Note that the melt glue gun should be dedicated to this task. It should be brand new, or possibly only loaded with sugar before. Do not count on being able to clean it, neither before or after this exercise.
Step 1: Make Glue Stick Moulds
The foil is folded once to make the tube opening stiffer, then rolled over one of the original melt glue stics.
Twist the bottom shut, tape the top, carefully withdraw the melt glue stick. If the tube collapses since the air did not have time to come in and replace the stick, gently push the sides to shape between your fingers.
Make a number of tubes. You will not be able to re-use them, and they have to hold all of the sugar that you melt.
Step 2: Set Up Four Moulding, Then Pour the Molten Sugar.
The picture shows only one tube, but there should be a as many as you can fit, or as many as you need for your batch of sugar.

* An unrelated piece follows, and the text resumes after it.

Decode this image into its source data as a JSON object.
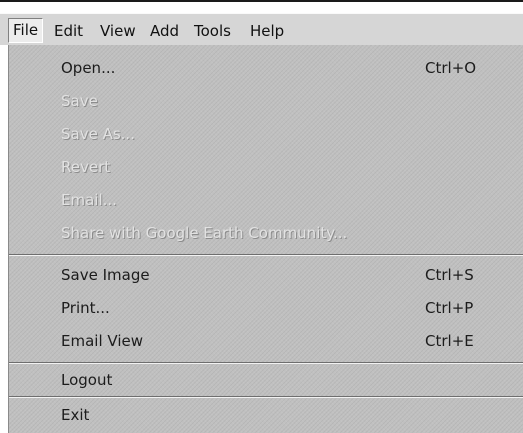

The sugar is molten slowly and carefully in the pot. It turns brown real quick, so take it easy. (This part, your granny can show you.)
Pour it into all the tubes. Thanks to the high viscosity, this is easier than one might expect.
Step 3: Unpack One Sugar Glue Stick
Step 4: Load the Glue Gun
Plug the cord, wait a few moments, and...
Step 5: Start Glueing!
Use a lot of sugar glue. Sugar is good for you, at least around X-mas.
Don't expect the same gluing experience as with normal melt glue. Sugar has not been tailored to for melt gluing and the melt glue gun has not been designed to melt sugar. I was lucky it worked ok.
One thing I haven't tried that maybe should be avoided, is what happens if the melt gun is left turned on for, say, 20 minutes without any glue, eh, sugar, consumtion. Ordinary melt glue most probably just continues to be melt glue, whereas sugar caramellises, perhaps turning into something we do not want inside the melt glue gun. Or worse yet, something that catches fire.